Die Straße ist d e r Ort

Herbst 1989. Auf bedrückende Art und Weise werden dem Zuschauer beider Videofilme Ereignisse des Wendebeginns vor Augen geführt:

Makulatur 7/10/89

(von Kerstin Süske)

40. Jahrestag der DDR. Das Volk ist zu einem Fest geladen. Und erscheint nicht. Eine bis dahin handlungsunfähig gewordene Regierung inszeniert Selbstdarstellung.

Was wir kannten und doch bis dahin duldeten: ritualisierten Optimismus auf der einen, Angst auf der anderen Seite. Die Straße ist der Ort in diesen Tagen. Alle benutzen ihn: Die Kindergartengruppe zum Feiern eben jenes Jubiläums. Panzer, die Macht verkörpern sollen, dröhnen durch die Stadt. Die Erlöserkirche - eine Zukunftswerkstatt - ist Treffpunkt Andersdenkender

Und abends dann die Demo von Knüppeln begleitet.

Diesseits und jenseits der deutschen Grenze.

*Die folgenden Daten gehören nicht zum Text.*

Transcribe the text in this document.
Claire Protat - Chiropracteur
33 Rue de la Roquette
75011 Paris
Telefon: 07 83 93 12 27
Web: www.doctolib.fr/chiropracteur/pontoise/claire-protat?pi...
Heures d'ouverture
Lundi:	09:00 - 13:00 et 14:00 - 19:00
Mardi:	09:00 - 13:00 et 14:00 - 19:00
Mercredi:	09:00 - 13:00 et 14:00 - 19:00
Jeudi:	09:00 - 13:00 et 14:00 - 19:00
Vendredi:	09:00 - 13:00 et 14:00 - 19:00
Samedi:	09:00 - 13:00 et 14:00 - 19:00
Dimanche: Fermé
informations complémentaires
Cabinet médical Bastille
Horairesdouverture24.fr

Gespräche im Herbst

(von Lew Hohmann und Joachim Tschirner)

Keine Gewalt - Forderung der Demonstranten. Viele von ihnen werden festgenommen. Auch völlig Unbeteiligte. Sie berichten von den Übergriffen der Sicherheitsorgane, von ihren Festnahmen, ihrer Betroffenheit.

Heimatverlust - Eine kinderreiche Familie aus der DDR nennt im Notaufnahmelager die Gründe für ihre Flucht. Bis zum August hatten sie Hoffnung. Doch die letzte wurde genommen durch den Machtantritt von Egon Krenz. Bestürzend, welch‘ großes Leid mit diesem Schritt verbunden war. Und der Ahnung. „Die, die bleiben, haben eine wichtige Aufgabe.“

Konstruktives Mißtrauen - Maueröffnung. Einen Tag später ruft die damalige SED-Führung zum Parteitreffen in den Lustgarten. Drei junge Mitglieder beschreiben kritisch ihre Erlebnisse auf diesem Meeting. Massiv sind die Angriffe auf Andersdenkende. Kein Dialog scheint möglich. Führungsunfähigkeit zeigt sich öffentlich.

Beide Videos, entstanden Oktober/November 1989 in Berlin, werden am 22.März, 20 Uhr in der Galerie Ring, 1020, Weinmeisterstraße 8 gezeigt. Anschließend Gespräch mit den Filmemachern.